Unmasking the Phoenix System’s Rogue BTS Smishing Empire

While analyzing global smishing operations spanning APAC, LATAM, Europe, and MEA, Group-IB researchers have uncovered a centralized Phishing-as-a-Service (PhaaS) platform known as the “Phoenix System”. This sophisticated administrative panel is more than just a template gallery; it provides threat actors with real-time victim monitoring, geofencing, and live-phishing interventions designed to bypass multi-factor authentication (MFA).

The platform has already targeted more than 70 organizations across the financial, telecommunications, and logistics sectors. Since January 2025, researchers have identified over 2,500 phishing domains associated with this single operation.

The Phoenix System (不死鳥系統) is not a new player but the successor to a legacy platform known as the Mouse System (耗子系統). Side-by-side source code analysis revealed an “identical asset structure,” where the file directories, framework architecture, and core administrative scripts remain largely unchanged from the older version.

By centralizing infrastructure, the “Phoenix System” allows even low-skilled affiliates to launch massive, multi-region campaigns with minimal technical overhead.

While many campaigns still use standard SMS from prepaid numbers, the “Phoenix” operation is moving toward more advanced injection methods. Researchers believe attackers are leveraging fake Base Transceiver Stations (BTS) to bypass carrier-level filters.

As the report explains, “By deploying rogue BTS equipment that broadcasts stronger signals than legitimate towers, attackers can cause nearby devices to connect to their station instead, allowing SMS messages to be injected directly without passing through standard operator routing systems”.

This technique allows messages to appear under branded sender names, making them nearly impossible for users to distinguish from legitimate notifications.
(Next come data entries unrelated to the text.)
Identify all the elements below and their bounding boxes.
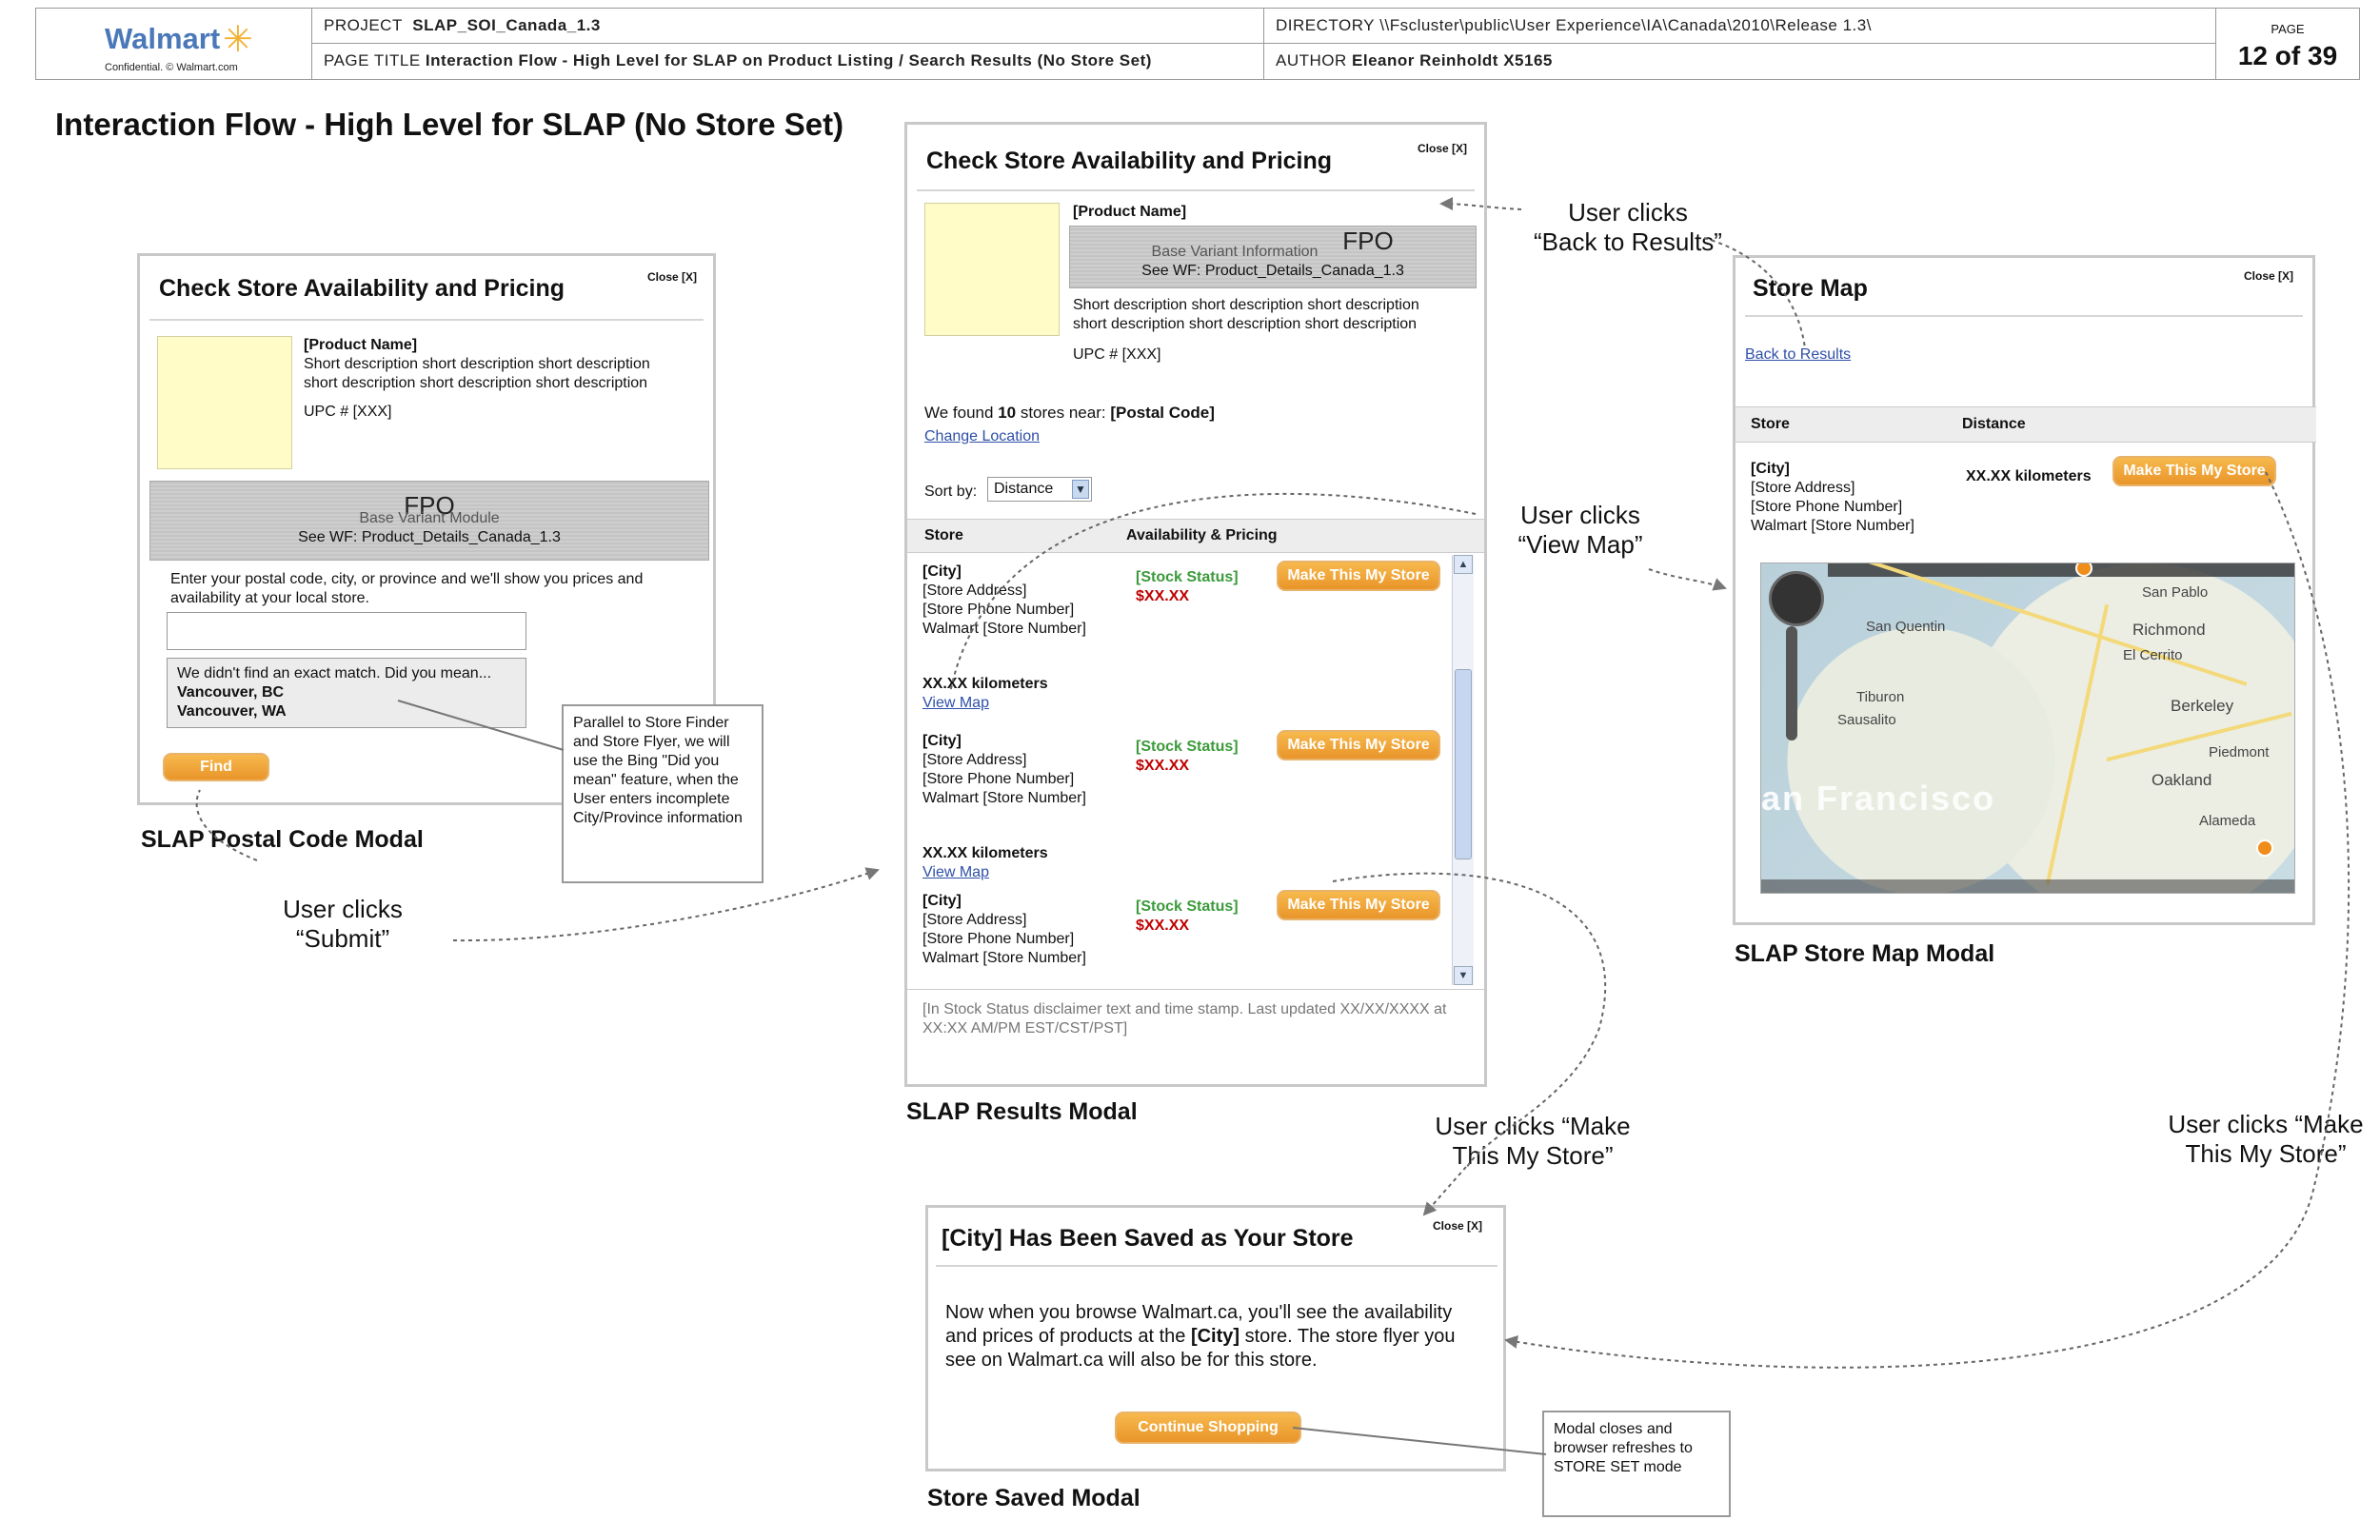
arrow-back-origin: [1703, 237, 1806, 349]
arrow-submit-to-results: [452, 867, 880, 942]
arrow-make-store-map: [1504, 471, 2350, 1369]
arrow-make-store-results: [1332, 872, 1607, 1170]
flow-arrows: [195, 197, 2350, 1455]
bing-note-connector: [397, 700, 565, 751]
arrow-view-map-origin: [949, 492, 1477, 694]
arrow-make-store-results-end: [1422, 1166, 1467, 1216]
arrow-view-map: [1648, 568, 1727, 591]
arrow-submit-origin: [195, 789, 258, 861]
refresh-note-connector: [1292, 1427, 1547, 1455]
arrow-back-to-results: [1439, 197, 1522, 211]
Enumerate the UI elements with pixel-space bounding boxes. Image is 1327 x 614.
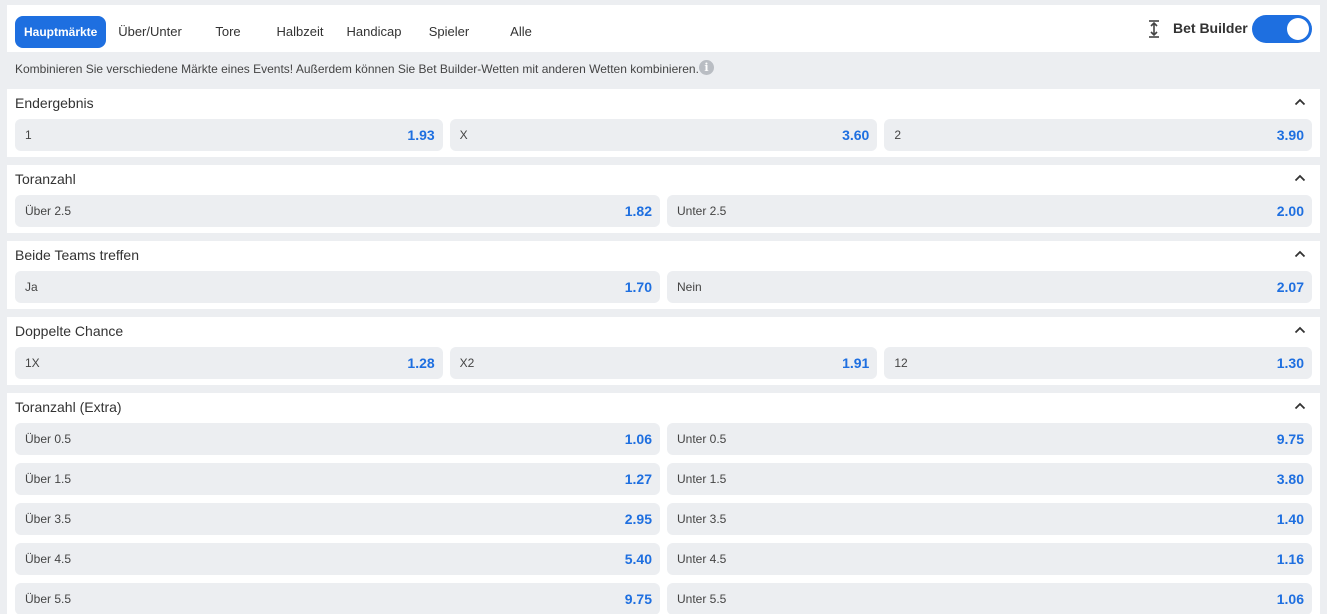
odds-label: Über 3.5	[25, 512, 72, 526]
odds-label: X	[459, 128, 468, 142]
odds-label: Unter 5.5	[677, 592, 727, 606]
odds-button[interactable]: Über 5.5 9.75	[15, 583, 660, 614]
market-title: Beide Teams treffen	[15, 247, 140, 263]
odds-button[interactable]: Ja 1.70	[15, 271, 660, 303]
odds-price: 9.75	[1276, 431, 1304, 447]
odds-price: 1.70	[624, 279, 652, 295]
odds-button[interactable]: 1X 1.28	[15, 347, 443, 379]
odds-label: 1X	[25, 356, 40, 370]
odds-price: 2.95	[624, 511, 652, 527]
odds-button[interactable]: Über 0.5 1.06	[15, 423, 660, 455]
odds-label: Unter 3.5	[677, 512, 727, 526]
info-icon[interactable]: i	[699, 60, 714, 75]
odds-price: 1.06	[1276, 591, 1304, 607]
tab-handicap[interactable]: Handicap	[347, 16, 402, 48]
odds-label: Unter 2.5	[677, 204, 727, 218]
odds-button[interactable]: Über 2.5 1.82	[15, 195, 660, 227]
tab-halbzeit[interactable]: Halbzeit	[277, 16, 324, 48]
chevron-up-icon[interactable]	[1294, 98, 1306, 106]
market-card: Endergebnis 1 1.93 X 3.60 2 3.90	[7, 89, 1320, 157]
odds-price: 3.60	[842, 127, 870, 143]
expand-vertical-icon	[1149, 20, 1159, 38]
odds-button[interactable]: 12 1.30	[884, 347, 1312, 379]
market-title: Doppelte Chance	[15, 323, 124, 339]
odds-button[interactable]: Unter 1.5 3.80	[667, 463, 1312, 495]
tab-ueber-unter[interactable]: Über/Unter	[118, 16, 182, 48]
market-card: Toranzahl (Extra) Über 0.5 1.06 Unter 0.5 9.…	[7, 393, 1320, 614]
bet-builder-info-text: Kombinieren Sie verschiedene Märkte eine…	[15, 62, 699, 76]
chevron-up-icon[interactable]	[1294, 250, 1306, 258]
market-tab-bar: Hauptmärkte Über/Unter Tore Halbzeit Han…	[7, 5, 1320, 52]
market-title: Endergebnis	[15, 95, 94, 111]
chevron-up-icon[interactable]	[1294, 174, 1306, 182]
odds-price: 2.00	[1276, 203, 1304, 219]
odds-label: Ja	[25, 280, 38, 294]
odds-button[interactable]: 2 3.90	[884, 119, 1312, 151]
odds-label: 1	[25, 128, 32, 142]
odds-label: Über 5.5	[25, 592, 72, 606]
odds-price: 1.27	[624, 471, 652, 487]
odds-label: X2	[459, 356, 475, 370]
odds-label: Unter 1.5	[677, 472, 727, 486]
toggle-knob	[1287, 18, 1309, 40]
odds-label: Nein	[677, 280, 702, 294]
bet-builder-toggle[interactable]	[1252, 15, 1312, 43]
odds-button[interactable]: Über 3.5 2.95	[15, 503, 660, 535]
tab-alle[interactable]: Alle	[510, 16, 532, 48]
tab-tore[interactable]: Tore	[215, 16, 240, 48]
odds-label: 2	[894, 128, 902, 142]
odds-button[interactable]: Nein 2.07	[667, 271, 1312, 303]
chevron-up-icon[interactable]	[1294, 326, 1306, 334]
tab-spieler[interactable]: Spieler	[429, 16, 469, 48]
bet-builder-label: Bet Builder	[1173, 20, 1248, 36]
odds-label: Über 2.5	[25, 204, 72, 218]
odds-label: 12	[894, 356, 908, 370]
tab-hauptmaerkte[interactable]: Hauptmärkte	[15, 16, 107, 48]
market-title: Toranzahl	[15, 171, 76, 187]
odds-price: 3.80	[1276, 471, 1304, 487]
odds-price: 1.91	[842, 355, 870, 371]
odds-button[interactable]: Unter 3.5 1.40	[667, 503, 1312, 535]
odds-label: Über 4.5	[25, 552, 72, 566]
market-card: Toranzahl Über 2.5 1.82 Unter 2.5 2.00	[7, 165, 1320, 233]
odds-price: 5.40	[624, 551, 652, 567]
odds-price: 2.07	[1276, 279, 1304, 295]
odds-label: Unter 0.5	[677, 432, 727, 446]
odds-price: 1.28	[407, 355, 435, 371]
odds-price: 1.82	[624, 203, 652, 219]
odds-button[interactable]: X 3.60	[449, 119, 878, 151]
odds-button[interactable]: Unter 4.5 1.16	[667, 543, 1312, 575]
odds-price: 1.06	[624, 431, 652, 447]
odds-label: Über 1.5	[25, 472, 72, 486]
odds-button[interactable]: X2 1.91	[449, 347, 878, 379]
odds-price: 3.90	[1276, 127, 1304, 143]
odds-price: 9.75	[624, 591, 652, 607]
page: Hauptmärkte Über/Unter Tore Halbzeit Han…	[0, 0, 1327, 614]
odds-price: 1.16	[1276, 551, 1304, 567]
market-title: Toranzahl (Extra)	[15, 399, 122, 415]
odds-button[interactable]: Unter 2.5 2.00	[667, 195, 1312, 227]
odds-price: 1.93	[407, 127, 435, 143]
odds-button[interactable]: Über 4.5 5.40	[15, 543, 660, 575]
market-card: Doppelte Chance 1X 1.28 X2 1.91 12 1.30	[7, 317, 1320, 385]
odds-label: Unter 4.5	[677, 552, 727, 566]
odds-price: 1.30	[1276, 355, 1304, 371]
odds-button[interactable]: Über 1.5 1.27	[15, 463, 660, 495]
odds-price: 1.40	[1276, 511, 1304, 527]
chevron-up-icon[interactable]	[1294, 402, 1306, 410]
odds-button[interactable]: 1 1.93	[15, 119, 443, 151]
market-card: Beide Teams treffen Ja 1.70 Nein 2.07	[7, 241, 1320, 309]
odds-label: Über 0.5	[25, 432, 72, 446]
odds-button[interactable]: Unter 0.5 9.75	[667, 423, 1312, 455]
odds-button[interactable]: Unter 5.5 1.06	[667, 583, 1312, 614]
The most dangerous feature of the Phoenix System is its real-time management dashboard. This console tracks granular victim telemetry—including device type and IP addresses—and alerts the operator the exact second a victim lands on an OTP (One-Time Password) entry page.

This enables “live-phishing” interventions:

• Manual Prompts: The attacker can manually trigger a request for a PIN or OTP.
• Custom Error Messages: Forcing the victim to re-enter credentials to ensure the data is accurate.
• MFA Bypassing: By intercepting the code in real-time, the actor ensures the “immediate validation of stolen financial assets”.

The distribution of these kits is handled through a massive Telegram network. One identified group chat boasts nearly 13,000 members, offering 24/7 customer support and “onboarding guidance” for new fraudsters.

The Phoenix System operates on a subscription model, with annual access costing approximately $2,000. For this price, affiliates get access to localized templates for regions across Asia, Europe, and Africa.